Because of problems of finance, some municipalities have changed the employment conditions of social education staff from full-time to part-time. This tendency has continued since the late 1970s, and has recently grown stronger. Local governments have often implemented these policies by moving the management of the social education institute where staff are employed from the public to the private sector.
Some municipal governments have tried to move management of social education institutes such as Kominkan from the Education Board to the head of the government.
In many cases of transfer, the staff concerned have objected to the public employment court, and local residents who are learners have helped them by setting up support groups and movements. Some-times they have won their cases and have been able to return to social education work.
For example, in Tsurugashima-shi, over ten thousand residents signed a petition and 150 people came together and formed the Group for Protection of Social Education of Tsurugashima. They had numerous meetings and published news of this violation, to support the court action. After three years, the staff were able to return to social education work. Afterwards, they published a book reporting on the movement.
In these court disputes, we have used the existing three laws, especially the Fundamental Education Act and the Social Education Act. We have made clear the importance of specialist social education staff for people's right to learn.
In some cases, local residents who are learners have prevented a shift in management authority from the public to the private sector through mass movements. They have researched and gathered a lot of relevant information. They have held large meetings and have lobbied not only the Education Board but also the municipal council.
In some cases they have been successful, despite the difficulty of preventing such changes. However, employment conditions for social education staff have not improved and have become less stable.
In the case of Okayama city, for example, the movement was successful. In the 1980s, most social education staff in the Kominkan were made part-time employees. But after a few years, some of these part-time staff started to learn about the theory and history of social education. Full-time social education staff helped them by using support from national movements for social education like JAPSE (Japanese Association for Promotion of Social Education). Part-time staff were empowered by a political and democratic view of social education practice. As a result, their educational activities in each Kominkan at community level were thought important for residents. The local government of Okayama city also began to think their work necessary and important for the management of the city, and employment conditions became more stable than before.

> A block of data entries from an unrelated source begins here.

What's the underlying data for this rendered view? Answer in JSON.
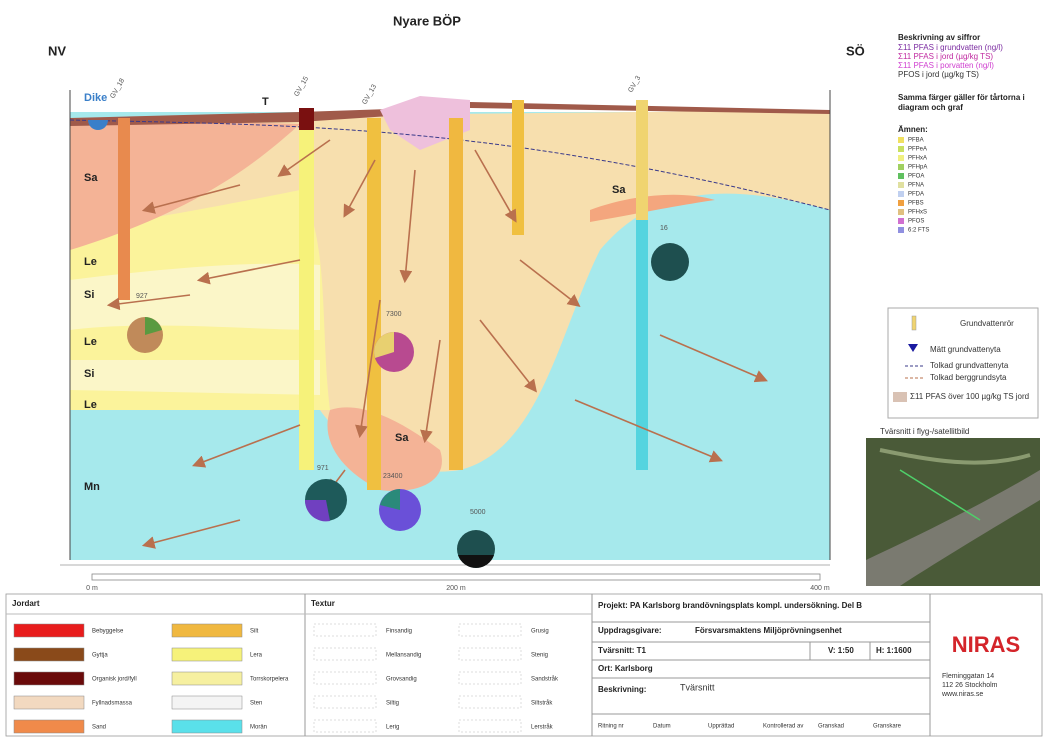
{
  "header": {
    "title": "Nyare BÖP",
    "left_direction": "NV",
    "right_direction": "SÖ"
  },
  "section": {
    "dike": "Dike",
    "layers": [
      "T",
      "Sa",
      "Le",
      "Si",
      "Le",
      "Si",
      "Le",
      "Mn",
      "Sa",
      "Sa"
    ],
    "boreholes": [
      "GV_18",
      "GV_15",
      "GV_13",
      "GV_3"
    ],
    "values": [
      927,
      7300,
      971,
      23400,
      5000,
      16
    ]
  },
  "scale": [
    "0 m",
    "200 m",
    "400 m"
  ],
  "legend_right": {
    "heading": "Beskrivning av siffror",
    "lines": [
      "Σ11 PFAS i grundvatten (ng/l)",
      "Σ11 PFAS i jord (µg/kg TS)",
      "Σ11 PFAS i porvatten (ng/l)",
      "PFOS i jord (µg/kg TS)"
    ],
    "note": [
      "Samma färger gäller för tårtorna i",
      "diagram och graf"
    ],
    "substances_heading": "Ämnen:",
    "substances": [
      "PFBA",
      "PFPeA",
      "PFHxA",
      "PFHpA",
      "PFOA",
      "PFNA",
      "PFDA",
      "PFBS",
      "PFHxS",
      "PFOS",
      "6:2 FTS"
    ],
    "items": [
      "Grundvattenrör",
      "Mätt grundvattenyta",
      "Tolkad grundvattenyta",
      "Tolkad berggrundsyta",
      "Σ11 PFAS över 100 µg/kg TS jord"
    ]
  },
  "map_caption": "Tvärsnitt i flyg-/satellitbild",
  "soil_legend": {
    "heading": "Jordart",
    "items": [
      "Bebyggelse",
      "Gyttja",
      "Organisk jord/fyll",
      "Fyllnadsmassa",
      "Sand",
      "Silt",
      "Lera",
      "Torrskorpelera",
      "Sten",
      "Morän"
    ]
  },
  "texture_legend": {
    "heading": "Textur",
    "items": [
      "Finsandig",
      "Mellansandig",
      "Grovsandig",
      "Siltig",
      "Lerig",
      "Grusig",
      "Stenig",
      "Sandstråk",
      "Siltstråk",
      "Lerstråk"
    ]
  },
  "title_block": {
    "project": "Projekt:  PA Karlsborg brandövningsplats kompl. undersökning. Del B",
    "client_label": "Uppdragsgivare:",
    "client": "Försvarsmaktens Miljöprövningsenhet",
    "section": "Tvärsnitt:  T1",
    "v_scale": "V: 1:50",
    "h_scale": "H: 1:1600",
    "place": "Ort:    Karlsborg",
    "description_label": "Beskrivning:",
    "description": "Tvärsnitt",
    "footer": [
      "Ritning nr",
      "Datum",
      "Upprättad",
      "Kontrollerad av",
      "Granskad",
      "Granskare"
    ]
  },
  "logo": "NIRAS",
  "address": [
    "Fleminggatan 14",
    "112 26 Stockholm",
    "www.niras.se"
  ]
}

In almost every case of the unfair transfer of staff or the transfer of management authority to the private sector, JAPSE has gathered information and helped the movement opposing such developments. In order to help these movements, it has set up a special research team, which has interviewed the institutions concerned, including the administrators, and has published information reports. It has built up experience of action movements.
The Social Education Act has been amended many times since it was first adopted. On each occasion, we have analysed the changes and sometimes we have protested. Even after bad changes, we have put forward ideas for practices that would protect the right to learn, especially freedom of learning, by using the Fundamental Education Act.
The Social Education Act is subsidiary to the Fundamental Education Act, so that we have to work within the terms of the latter. However, there are recent policy moves to amend the Fundamental Education Act itself.